SWEIMEH, Jordan - Arab leaders looked to overcome divisions and “foreign interference” on regional crises including the devastating wars in Syria and Yemen as they met Wednesday for an annual summit in Jordan.

A show of unity was expected on the Israeli-Palestinian question, but on other issues analysts said any breakthrough was highly unlikely.

As the summit of the 22-member Arab League opened in Sweimeh on the Dead Sea coast, Jordan’s King Abdullah II suggested that failing to come together would expose the region open to outside influence. “We need to take the initiative to find solutions to all the challenges we face in order to avoid foreign interference in our affairs,” he said.
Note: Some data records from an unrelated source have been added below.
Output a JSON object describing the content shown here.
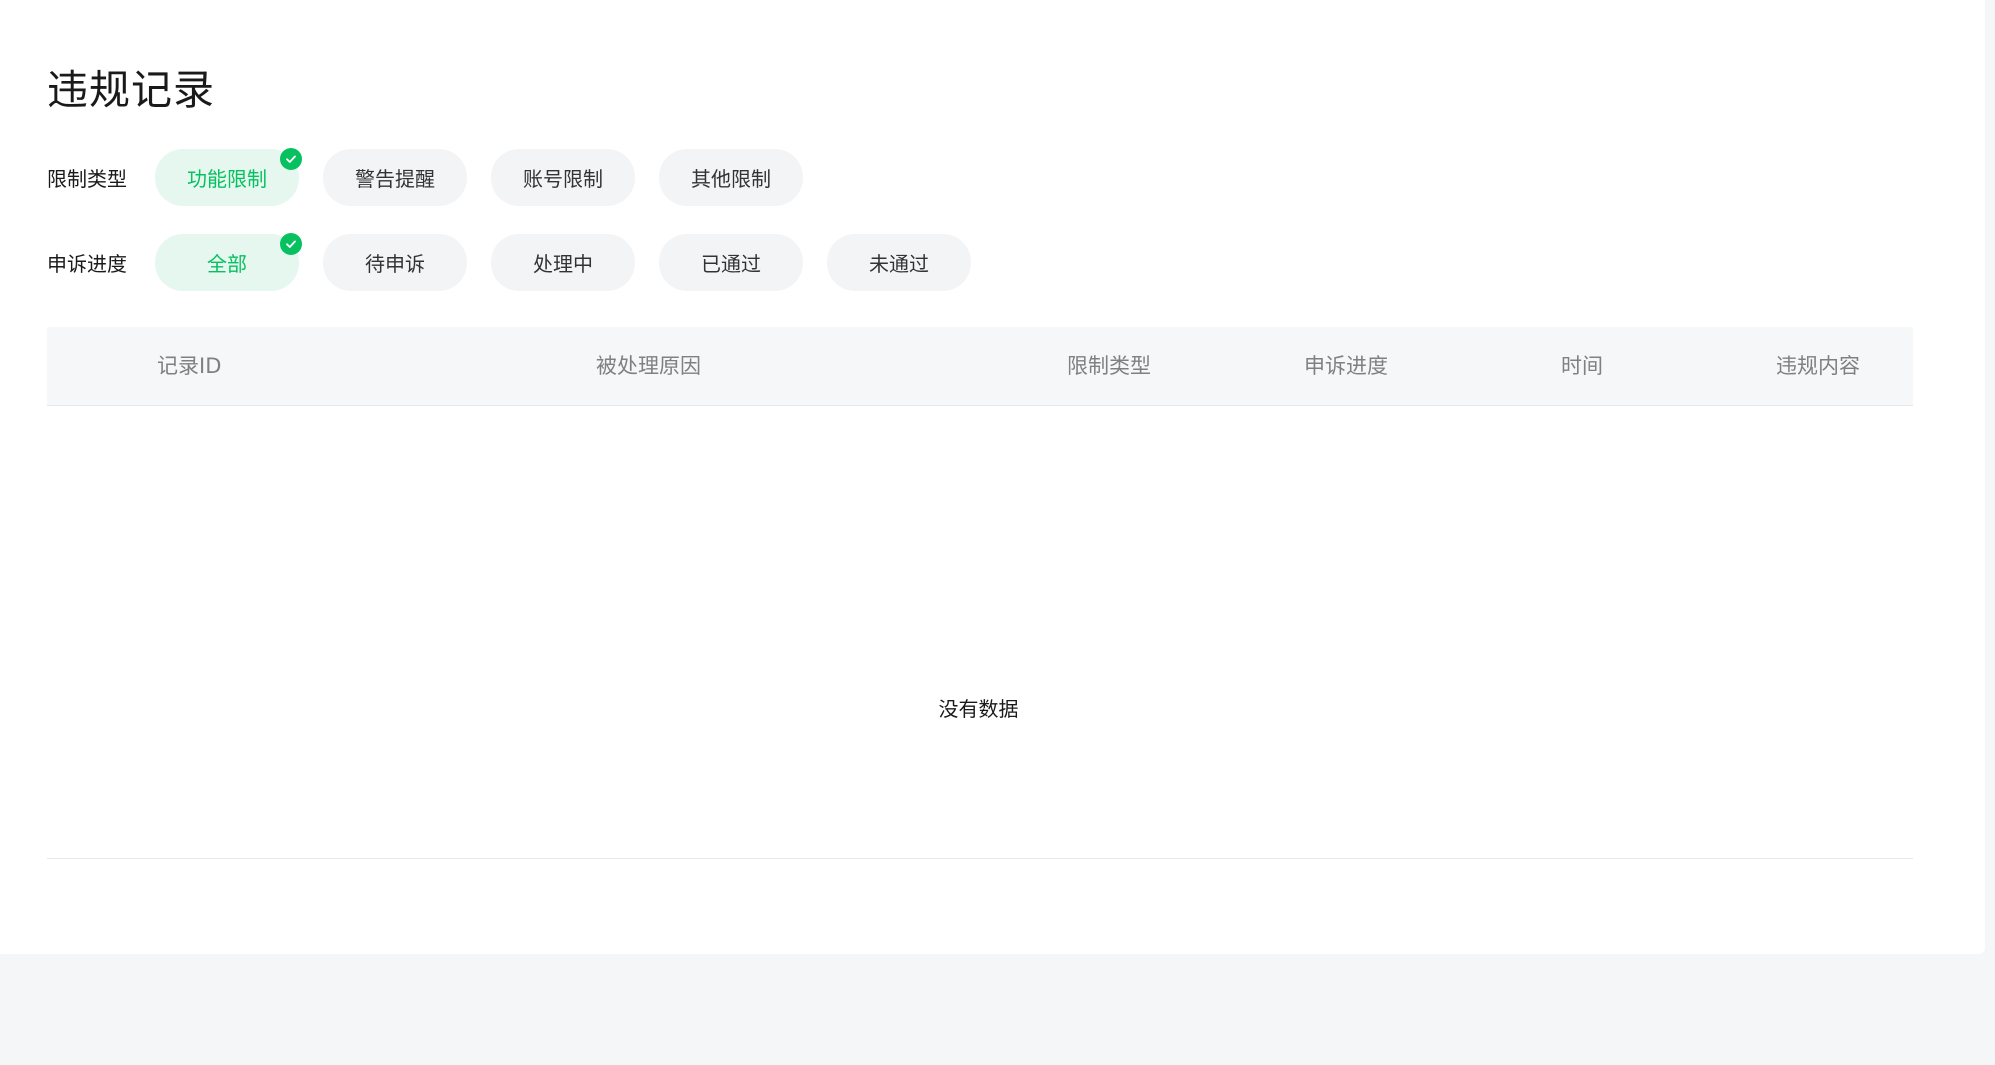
{
  "page": {
    "title": "违规记录"
  },
  "filters": {
    "restriction": {
      "label": "限制类型",
      "options": [
        "功能限制",
        "警告提醒",
        "账号限制",
        "其他限制"
      ],
      "selected": "功能限制"
    },
    "appeal": {
      "label": "申诉进度",
      "options": [
        "全部",
        "待申诉",
        "处理中",
        "已通过",
        "未通过"
      ],
      "selected": "全部"
    }
  },
  "table": {
    "columns": [
      "记录ID",
      "被处理原因",
      "限制类型",
      "申诉进度",
      "时间",
      "违规内容"
    ],
    "rows": [],
    "empty_text": "没有数据"
  },
  "colors": {
    "accent": "#07c160",
    "chip_active_bg": "#e5f7ef",
    "chip_bg": "#f3f4f5",
    "header_bg": "#f6f7f8"
  },
  "icons": {
    "selected_badge": "check-icon"
  }
}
Arab leaders have been unable to find common ground on how to end Syria’s conflict, which in six years has killed more than 320,000 people and forced millions from their homes.

Various Arab nations support different proxy forces on the ground and there is disagreement on the future of President Bashar al-Assad, whose participation in the league has been suspended since 2011. While some say Assad must go for any peace deal, others, including Egypt’s President Abdel Fattah al-Sisi, have not insisted on his departure as a condition for a political agreement.

The divisions have allowed other nations including Iran, Russia and Turkey to take the diplomatic initiative. Arab League head Ahmed Abul Gheit said he regretted the fact member states were watching “events in Syria without the possibility of intervening,” calling the conflict “shameful”. Visiting a refugee camp in Jordan ahead of the summit, UN Secretary General Antonio Guterres called for differences to be set aside.

“Arab unity is a very important element in order to allow this region to be stabilised and for... the Syrian refugees to find again a future that corresponds to their aspirations,” he said.

Talks are expected on a range of other issues including efforts against the Islamic State group, the war in Yemen, unrest in Libya and the Israeli-Palestinian conflict. On the Palestinian question, the leaders are set to oppose plans by US President Donald Trump to move Washington’s embassy in Israel to Jerusalem and consider alternatives to a Palestinian state.

Palestinian president Mahmud Abbas told leaders on Wednesday he would refuse to accept “temporary or regional” attempts to solve the conflict.

A draft summit statement, drawn up by the Palestinian delegation and obtained by AFP, says the league’s members “reaffirm their commitment to the two-state solution”. Since taking office in January, Trump has sent mixed signals over how he will address the Israeli-Palestinian conflict, including a break with decades of US policy by saying he would be open to a one-state solution if it meant peace.

Abbas is expected to visit the White House next month, after a visit by Sisi scheduled for April 3. Abdullah is also expected in Washington soon.

Jordanian officials have stressed fighting “terrorism” as a major theme of the summit, in particular the threat from IS which is facing US-backed offensives in Iraq and Syria.

“Arab and Muslim countries must unite their efforts to combat terrorism,” Abdullah said in his address. On Yemen, regional powerhouse Saudi Arabia will be looking for more support for the coalition it launched two years ago to intervene in support of government forces against Iran-backed rebels.

The Huthi rebels have seized control of large parts of the Arabian Peninsula nation. Continued fighting has left thousands dead and raised fears of famine.

Riyadh has been frustrated by a lack of willingness by some Arab nations to back the coalition, in particular from key military power Egypt.

The Saudis cut off oil shipments to Egypt in October, apparently in connection with disagreements on Yemen and Syria, though the shipments resumed this month.

Addressing the summit, Sisi said it was “regrettable that certain powers are benefitting from the unprecedented situation in the region to bolster their influence and expand their control” - an apparent reference to Iran’s role in the conflicts.

Previous Arab League summits have seen little progress in overcoming divisions and analysts were expecting more of the same. “I think this summit won’t be any different,” said Oraib al-Rantawi, head of the Al-Quds Centre for Political Studies.

“The Arab (political) system is weak, divided and has been plagued by defects for years,” he said. “No breakthrough is expected.” Also in attendance was Sudan’s President Omar al-Bashir, who is wanted by the International Criminal Court for alleged genocide and war crimes in Darfur. Human Rights Watch urged Jordan to arrest him, saying it “has the chance to show its commitment to victims of heinous atrocities in Darfur”.